Disapproval crossed Grieve’s face, but his voice remained deferential. “As you say, Speaker.”
“I do.”
For a time, Murtagh stood fully exposed. His skin felt strange upon him, and he knew not who or what he was. An unaccountable sense of grief formed deep within him.
Then the cultists brought clothes in which to garb him. Fine woolen trousers—red and black—soft leather riding boots that reached to his knees, and a thin undershirt overlaid with a padded jerkin. Atop that, a tabard of archaic scale armor, the metal velvet grey and the tip of each scale adorned with a line of embedded gold that traced the shape of the scale. A gold-studded belt cinched about his waist, and upon his head they placed a crown-like helm, such as some long-forgotten king might have worn into battle.
“There,” said Bachel, leaning back in her seat. “Now you look as you should.”
Murtagh did not answer. Words seemed of no import. Behind him, he heard Thorn’s heavy breath as they waited upon the witch’s command.
Bachel’s eyes were cold as she studied them—they her vassals, she their maternal sovereign. Her voice rang with a stony determination that overrode the soft cries of the crows above: “The time has come. We have not arrived at the end of the end, nor the middle of the end, but I say now that this day marks the beginning of the end. And it shall be a calamity to all who oppose us.”
Many things Bachel had Murtagh do. He did as he was told—listless, unresisting, his mind muffled as if bound in batts of felted wool. On the few occasions when a coherent thought came to him, he wondered whether any of it was real.
Nights he spent in the cell beneath the temple. The Urgal opposite him kept trying to speak with him, but none of the creature’s words held in Murtagh’s mind. They were not from Bachel, and so he did not remember them.
Days he spent sitting to the right of Bachel in the temple’s inner sanctum—while Grieve glowered at him from across the chamber—or else riding beside the witch as she led him about the valley. Evenings they feasted in the courtyard: leisurely banquets of roasted boar meat, aged wine, and mushrooms cooked in every possible way. And always Bachel was talking to him: talking, talking, talking, an endless stream of words that shaped his actions and ordered the world about him.
As she spoke, she sometimes rested her hand on his arm, not with any passion, but as she might with a valued possession, and her scent mingled with that of the ever-present brimstone.
Thorn accompanied them most times, but not always. Twice Murtagh saw Grieve climb into Thorn’s saddle and ride on the dragon high into the sky above Nal Gorgoth. And once they flew out of sight beyond the jagged peaks and did not return until several hours thence.

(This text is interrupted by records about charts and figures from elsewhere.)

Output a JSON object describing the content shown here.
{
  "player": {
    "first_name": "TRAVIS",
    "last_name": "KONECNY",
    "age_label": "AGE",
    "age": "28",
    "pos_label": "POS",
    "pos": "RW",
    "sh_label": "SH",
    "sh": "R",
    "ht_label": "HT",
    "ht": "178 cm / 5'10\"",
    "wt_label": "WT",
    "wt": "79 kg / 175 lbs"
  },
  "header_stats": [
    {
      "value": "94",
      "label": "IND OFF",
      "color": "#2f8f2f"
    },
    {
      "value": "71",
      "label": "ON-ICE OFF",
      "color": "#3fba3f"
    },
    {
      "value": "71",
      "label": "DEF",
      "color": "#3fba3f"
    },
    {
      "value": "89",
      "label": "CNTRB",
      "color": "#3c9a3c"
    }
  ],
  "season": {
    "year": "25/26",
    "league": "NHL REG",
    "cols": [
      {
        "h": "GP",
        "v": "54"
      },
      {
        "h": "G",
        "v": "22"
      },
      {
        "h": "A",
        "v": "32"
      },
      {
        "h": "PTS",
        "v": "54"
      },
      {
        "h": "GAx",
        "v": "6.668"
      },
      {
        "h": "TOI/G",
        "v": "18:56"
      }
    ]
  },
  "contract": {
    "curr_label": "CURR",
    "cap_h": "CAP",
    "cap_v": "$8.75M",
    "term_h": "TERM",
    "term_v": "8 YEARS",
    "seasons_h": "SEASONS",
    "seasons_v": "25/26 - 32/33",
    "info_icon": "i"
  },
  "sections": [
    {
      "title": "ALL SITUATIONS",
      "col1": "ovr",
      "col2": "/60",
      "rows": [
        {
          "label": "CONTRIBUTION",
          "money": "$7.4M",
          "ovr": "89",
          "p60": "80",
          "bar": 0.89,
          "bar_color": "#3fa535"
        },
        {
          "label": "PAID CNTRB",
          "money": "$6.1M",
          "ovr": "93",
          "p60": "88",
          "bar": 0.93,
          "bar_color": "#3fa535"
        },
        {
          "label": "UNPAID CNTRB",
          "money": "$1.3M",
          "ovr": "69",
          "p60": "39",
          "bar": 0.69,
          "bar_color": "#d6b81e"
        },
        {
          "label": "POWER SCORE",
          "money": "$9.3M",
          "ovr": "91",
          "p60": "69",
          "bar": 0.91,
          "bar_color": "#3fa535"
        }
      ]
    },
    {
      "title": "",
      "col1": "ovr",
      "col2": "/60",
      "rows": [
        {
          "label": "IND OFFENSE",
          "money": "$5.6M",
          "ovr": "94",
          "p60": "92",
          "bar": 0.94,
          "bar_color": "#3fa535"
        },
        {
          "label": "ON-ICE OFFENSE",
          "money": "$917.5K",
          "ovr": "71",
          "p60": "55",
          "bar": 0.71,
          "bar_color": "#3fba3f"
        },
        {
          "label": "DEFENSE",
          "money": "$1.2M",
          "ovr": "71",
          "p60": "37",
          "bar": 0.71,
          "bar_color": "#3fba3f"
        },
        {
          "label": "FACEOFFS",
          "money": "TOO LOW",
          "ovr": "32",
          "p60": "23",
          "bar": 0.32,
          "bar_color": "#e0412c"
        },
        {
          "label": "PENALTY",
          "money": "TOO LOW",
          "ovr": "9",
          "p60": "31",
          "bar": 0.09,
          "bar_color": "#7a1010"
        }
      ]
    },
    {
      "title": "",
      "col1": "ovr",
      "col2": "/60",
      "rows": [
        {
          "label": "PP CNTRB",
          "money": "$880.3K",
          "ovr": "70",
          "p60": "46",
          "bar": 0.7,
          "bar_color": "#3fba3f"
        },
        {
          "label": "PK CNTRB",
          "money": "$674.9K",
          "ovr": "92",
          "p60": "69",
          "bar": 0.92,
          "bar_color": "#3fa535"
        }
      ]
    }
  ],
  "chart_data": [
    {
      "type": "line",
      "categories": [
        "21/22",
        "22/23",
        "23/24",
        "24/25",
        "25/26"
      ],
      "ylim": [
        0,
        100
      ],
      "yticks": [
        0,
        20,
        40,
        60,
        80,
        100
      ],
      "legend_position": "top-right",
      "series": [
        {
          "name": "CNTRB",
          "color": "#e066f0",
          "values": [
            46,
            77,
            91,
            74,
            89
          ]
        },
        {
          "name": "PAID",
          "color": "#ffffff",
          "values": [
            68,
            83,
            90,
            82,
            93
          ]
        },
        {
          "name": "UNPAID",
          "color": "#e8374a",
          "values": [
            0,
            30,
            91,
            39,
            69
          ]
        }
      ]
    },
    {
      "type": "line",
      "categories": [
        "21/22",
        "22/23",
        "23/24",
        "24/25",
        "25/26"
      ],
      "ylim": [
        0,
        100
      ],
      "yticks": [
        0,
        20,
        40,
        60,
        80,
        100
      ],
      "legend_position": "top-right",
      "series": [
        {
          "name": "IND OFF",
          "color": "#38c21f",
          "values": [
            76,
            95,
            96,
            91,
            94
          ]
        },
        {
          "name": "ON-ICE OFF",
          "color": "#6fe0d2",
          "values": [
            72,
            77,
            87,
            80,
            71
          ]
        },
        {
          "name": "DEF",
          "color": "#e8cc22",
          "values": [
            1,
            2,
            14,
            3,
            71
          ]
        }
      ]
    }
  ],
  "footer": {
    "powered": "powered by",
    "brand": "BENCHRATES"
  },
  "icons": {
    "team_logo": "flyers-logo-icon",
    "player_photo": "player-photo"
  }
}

When they did, Thorn landed in the courtyard and crouched there, cold and shivering. Murtagh stared at the dragon, miserable, though with no means to give voice to his misery.
From among the pillars along the front of the temple came Alín, bearing a pitcher of water and a basket of bergenhed and a ragged piece of cloth. She placed the basket before Thorn’s head and then wet the cloth and began to wash dirt and dried blood from the healing wounds that striped Thorn’s side.

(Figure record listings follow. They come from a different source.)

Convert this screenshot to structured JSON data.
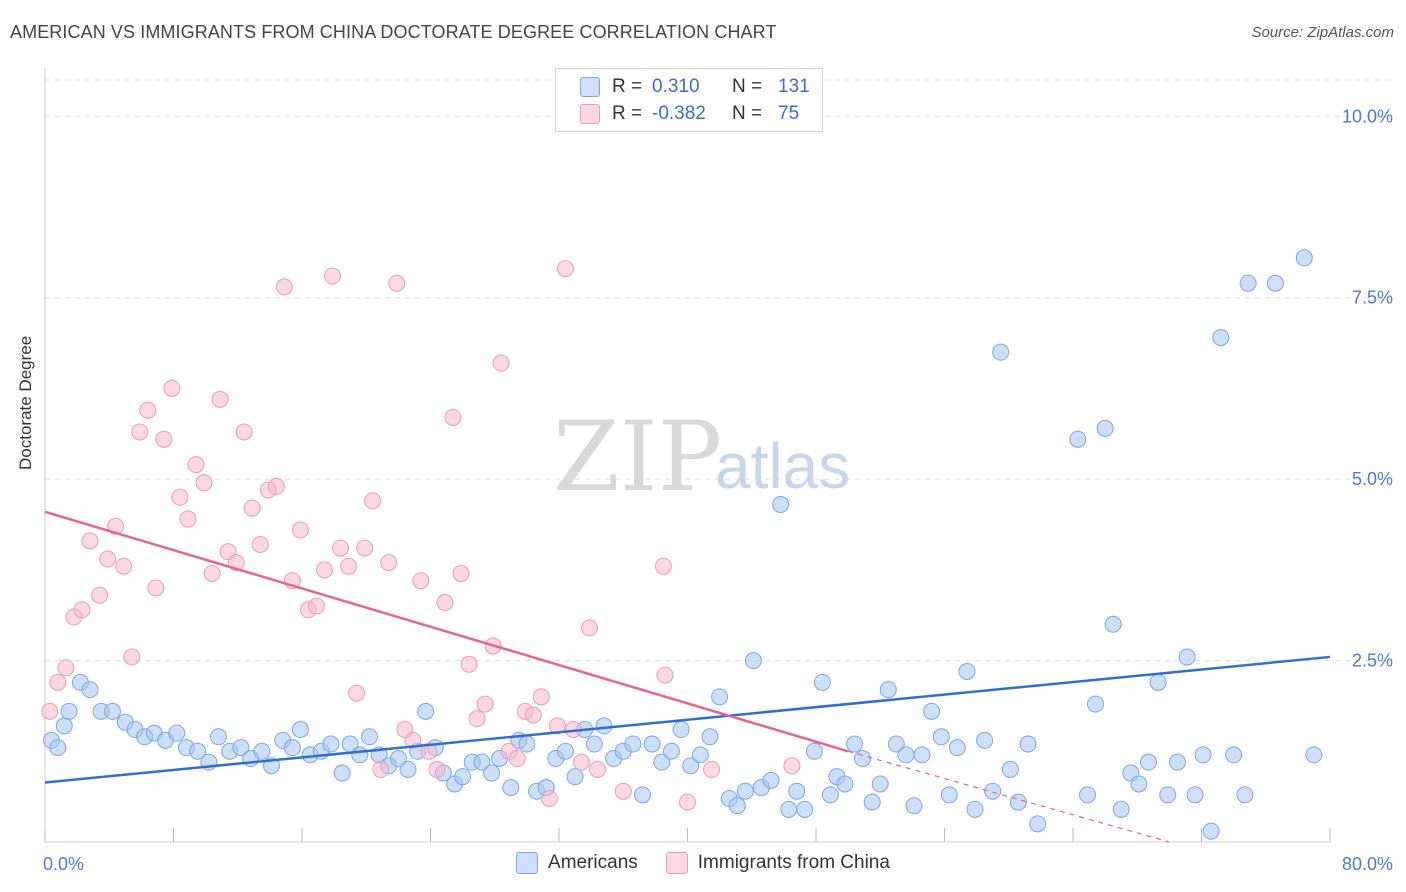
{
  "title": "AMERICAN VS IMMIGRANTS FROM CHINA DOCTORATE DEGREE CORRELATION CHART",
  "source": "Source: ZipAtlas.com",
  "watermark": {
    "zip": "ZIP",
    "atlas": "atlas"
  },
  "colors": {
    "americans_fill": "rgba(164,198,242,0.55)",
    "americans_stroke": "#7aa6e3",
    "americans_line": "#2f6fd0",
    "china_fill": "rgba(248,186,206,0.55)",
    "china_stroke": "#ec9ab6",
    "china_line": "#e4638f",
    "grid": "#dddddd",
    "tick_text": "#4a7cc9"
  },
  "legend": {
    "rows": [
      {
        "series": "Americans",
        "r_label": "R =",
        "r_value": "0.310",
        "n_label": "N =",
        "n_value": "131"
      },
      {
        "series": "Immigrants from China",
        "r_label": "R =",
        "r_value": "-0.382",
        "n_label": "N =",
        "n_value": "75"
      }
    ]
  },
  "chart_data": {
    "type": "scatter",
    "title": "AMERICAN VS IMMIGRANTS FROM CHINA DOCTORATE DEGREE CORRELATION CHART",
    "xlabel": "",
    "ylabel": "Doctorate Degree",
    "xlim": [
      0,
      80
    ],
    "ylim": [
      0,
      10.5
    ],
    "x_tick_labels": [
      "0.0%",
      "80.0%"
    ],
    "y_ticks": [
      2.5,
      5.0,
      7.5,
      10.0
    ],
    "y_tick_labels": [
      "2.5%",
      "5.0%",
      "7.5%",
      "10.0%"
    ],
    "grid": "horizontal dashed",
    "legend_position": "top-center",
    "series": [
      {
        "name": "Americans",
        "trend": {
          "x": [
            0,
            80
          ],
          "y": [
            0.82,
            2.55
          ]
        },
        "points": [
          [
            0.4,
            1.4
          ],
          [
            0.8,
            1.3
          ],
          [
            1.2,
            1.6
          ],
          [
            1.5,
            1.8
          ],
          [
            2.2,
            2.2
          ],
          [
            2.8,
            2.1
          ],
          [
            3.5,
            1.8
          ],
          [
            4.2,
            1.8
          ],
          [
            5.0,
            1.65
          ],
          [
            5.6,
            1.55
          ],
          [
            6.2,
            1.45
          ],
          [
            6.8,
            1.5
          ],
          [
            7.5,
            1.4
          ],
          [
            8.2,
            1.5
          ],
          [
            8.8,
            1.3
          ],
          [
            9.5,
            1.25
          ],
          [
            10.2,
            1.1
          ],
          [
            10.8,
            1.45
          ],
          [
            11.5,
            1.25
          ],
          [
            12.2,
            1.3
          ],
          [
            12.8,
            1.15
          ],
          [
            13.5,
            1.25
          ],
          [
            14.1,
            1.05
          ],
          [
            14.8,
            1.4
          ],
          [
            15.4,
            1.3
          ],
          [
            15.9,
            1.55
          ],
          [
            16.5,
            1.2
          ],
          [
            17.2,
            1.25
          ],
          [
            17.8,
            1.35
          ],
          [
            18.5,
            0.95
          ],
          [
            19.0,
            1.35
          ],
          [
            19.6,
            1.2
          ],
          [
            20.2,
            1.45
          ],
          [
            20.8,
            1.2
          ],
          [
            21.4,
            1.05
          ],
          [
            22.0,
            1.15
          ],
          [
            22.6,
            1.0
          ],
          [
            23.2,
            1.25
          ],
          [
            23.7,
            1.8
          ],
          [
            24.3,
            1.3
          ],
          [
            24.8,
            0.95
          ],
          [
            25.5,
            0.8
          ],
          [
            26.0,
            0.9
          ],
          [
            26.6,
            1.1
          ],
          [
            27.2,
            1.1
          ],
          [
            27.8,
            0.95
          ],
          [
            28.3,
            1.15
          ],
          [
            29.0,
            0.75
          ],
          [
            29.5,
            1.4
          ],
          [
            30.0,
            1.35
          ],
          [
            30.6,
            0.7
          ],
          [
            31.2,
            0.75
          ],
          [
            31.8,
            1.15
          ],
          [
            32.4,
            1.25
          ],
          [
            33.0,
            0.9
          ],
          [
            33.6,
            1.55
          ],
          [
            34.2,
            1.35
          ],
          [
            34.8,
            1.6
          ],
          [
            35.4,
            1.15
          ],
          [
            36.0,
            1.25
          ],
          [
            36.6,
            1.35
          ],
          [
            37.2,
            0.65
          ],
          [
            37.8,
            1.35
          ],
          [
            38.4,
            1.1
          ],
          [
            39.0,
            1.25
          ],
          [
            39.6,
            1.55
          ],
          [
            40.2,
            1.05
          ],
          [
            40.8,
            1.2
          ],
          [
            41.4,
            1.45
          ],
          [
            42.0,
            2.0
          ],
          [
            42.6,
            0.6
          ],
          [
            43.1,
            0.5
          ],
          [
            43.6,
            0.7
          ],
          [
            44.1,
            2.5
          ],
          [
            44.6,
            0.75
          ],
          [
            45.2,
            0.85
          ],
          [
            45.8,
            4.65
          ],
          [
            46.3,
            0.45
          ],
          [
            46.8,
            0.7
          ],
          [
            47.3,
            0.45
          ],
          [
            47.9,
            1.25
          ],
          [
            48.4,
            2.2
          ],
          [
            48.9,
            0.65
          ],
          [
            49.3,
            0.9
          ],
          [
            49.8,
            0.8
          ],
          [
            50.4,
            1.35
          ],
          [
            50.9,
            1.15
          ],
          [
            51.5,
            0.55
          ],
          [
            52.0,
            0.8
          ],
          [
            52.5,
            2.1
          ],
          [
            53.0,
            1.35
          ],
          [
            53.6,
            1.2
          ],
          [
            54.1,
            0.5
          ],
          [
            54.6,
            1.2
          ],
          [
            55.2,
            1.8
          ],
          [
            55.8,
            1.45
          ],
          [
            56.3,
            0.65
          ],
          [
            56.8,
            1.3
          ],
          [
            57.4,
            2.35
          ],
          [
            57.9,
            0.45
          ],
          [
            58.5,
            1.4
          ],
          [
            59.0,
            0.7
          ],
          [
            59.5,
            6.75
          ],
          [
            60.1,
            1.0
          ],
          [
            60.6,
            0.55
          ],
          [
            61.2,
            1.35
          ],
          [
            61.8,
            0.25
          ],
          [
            64.3,
            5.55
          ],
          [
            64.9,
            0.65
          ],
          [
            65.4,
            1.9
          ],
          [
            66.0,
            5.7
          ],
          [
            66.5,
            3.0
          ],
          [
            67.0,
            0.45
          ],
          [
            67.6,
            0.95
          ],
          [
            68.1,
            0.8
          ],
          [
            68.7,
            1.1
          ],
          [
            69.3,
            2.2
          ],
          [
            69.9,
            0.65
          ],
          [
            70.5,
            1.1
          ],
          [
            71.1,
            2.55
          ],
          [
            71.6,
            0.65
          ],
          [
            72.1,
            1.2
          ],
          [
            72.6,
            0.15
          ],
          [
            73.2,
            6.95
          ],
          [
            74.0,
            1.2
          ],
          [
            74.7,
            0.65
          ],
          [
            74.9,
            7.7
          ],
          [
            76.6,
            7.7
          ],
          [
            78.4,
            8.05
          ],
          [
            79.0,
            1.2
          ]
        ]
      },
      {
        "name": "Immigrants from China",
        "trend": {
          "x": [
            0,
            50
          ],
          "y": [
            4.55,
            1.25
          ]
        },
        "trend_dashed": {
          "x": [
            50,
            70
          ],
          "y": [
            1.25,
            0.0
          ]
        },
        "points": [
          [
            0.3,
            1.8
          ],
          [
            0.8,
            2.2
          ],
          [
            1.3,
            2.4
          ],
          [
            1.8,
            3.1
          ],
          [
            2.3,
            3.2
          ],
          [
            2.8,
            4.15
          ],
          [
            3.4,
            3.4
          ],
          [
            3.9,
            3.9
          ],
          [
            4.4,
            4.35
          ],
          [
            4.9,
            3.8
          ],
          [
            5.4,
            2.55
          ],
          [
            5.9,
            5.65
          ],
          [
            6.4,
            5.95
          ],
          [
            6.9,
            3.5
          ],
          [
            7.4,
            5.55
          ],
          [
            7.9,
            6.25
          ],
          [
            8.4,
            4.75
          ],
          [
            8.9,
            4.45
          ],
          [
            9.4,
            5.2
          ],
          [
            9.9,
            4.95
          ],
          [
            10.4,
            3.7
          ],
          [
            10.9,
            6.1
          ],
          [
            11.4,
            4.0
          ],
          [
            11.9,
            3.85
          ],
          [
            12.4,
            5.65
          ],
          [
            12.9,
            4.6
          ],
          [
            13.4,
            4.1
          ],
          [
            13.9,
            4.85
          ],
          [
            14.4,
            4.9
          ],
          [
            14.9,
            7.65
          ],
          [
            15.4,
            3.6
          ],
          [
            15.9,
            4.3
          ],
          [
            16.4,
            3.2
          ],
          [
            16.9,
            3.25
          ],
          [
            17.4,
            3.75
          ],
          [
            17.9,
            7.8
          ],
          [
            18.4,
            4.05
          ],
          [
            18.9,
            3.8
          ],
          [
            19.4,
            2.05
          ],
          [
            19.9,
            4.05
          ],
          [
            20.4,
            4.7
          ],
          [
            20.9,
            1.0
          ],
          [
            21.4,
            3.85
          ],
          [
            21.9,
            7.7
          ],
          [
            22.4,
            1.55
          ],
          [
            22.9,
            1.4
          ],
          [
            23.4,
            3.6
          ],
          [
            23.9,
            1.25
          ],
          [
            24.4,
            1.0
          ],
          [
            24.9,
            3.3
          ],
          [
            25.4,
            5.85
          ],
          [
            25.9,
            3.7
          ],
          [
            26.4,
            2.45
          ],
          [
            26.9,
            1.7
          ],
          [
            27.4,
            1.9
          ],
          [
            27.9,
            2.7
          ],
          [
            28.4,
            6.6
          ],
          [
            28.9,
            1.25
          ],
          [
            29.4,
            1.15
          ],
          [
            29.9,
            1.8
          ],
          [
            30.4,
            1.75
          ],
          [
            30.9,
            2.0
          ],
          [
            31.4,
            0.6
          ],
          [
            31.9,
            1.6
          ],
          [
            32.4,
            7.9
          ],
          [
            32.9,
            1.55
          ],
          [
            33.4,
            1.1
          ],
          [
            33.9,
            2.95
          ],
          [
            34.4,
            1.0
          ],
          [
            36.0,
            0.7
          ],
          [
            38.5,
            3.8
          ],
          [
            38.6,
            2.3
          ],
          [
            40.0,
            0.55
          ],
          [
            41.5,
            1.0
          ],
          [
            46.5,
            1.05
          ]
        ]
      }
    ]
  }
}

Murtagh’s lips trembled, and he clenched the belt around his waist.
At Bachel’s command, the cultists began preparations for a grand festival to be held in a week’s time. “I have had a premonition,” she announced to the assembled village. “The time of the Black Smoke Festival approaches. Send forth raiding parties that we may gather the means to properly worship Azlagûr the Devourer.”
Then Nal Gorgoth became a hive of activity. The cultists swarmed about in constant, frantic pursuit of their duties. Three groups of armed warriors left on horses, shouting their praise and devotion to Bachel, spears held high. Murtagh watched them go from beside Thorn, and he wished he could leave with them—to escape the valley and breathe fresh air untainted by brimstone.
That day, Bachel took him on another boar hunt. She gave him a spear to wield, and he held it without feeling, though the weight of the weapon stirred an obscure desire within him.
The witch rode before him on Thorn, her hair bound up in feathered tufts, her arms bare to the wind, her teeth flashing with fierce delight. It felt strange to have another upon Thorn with him—strange to Murtagh and strange to Thorn. But neither of them complained of it.
Bachel’s honor guard followed on the ground while Thorn flew from Nal Gorgoth into the mushroom-laden valley where the boars rooted and rutted.
The hunt went much as before. At Bachel’s command, Murtagh took his place by her side and set his spear against the arch of his foot and waited while Thorn drove the beasts toward their position. He waited, and no fear quickened his pulse, nor excitement nor joy nor any form of normal human feeling.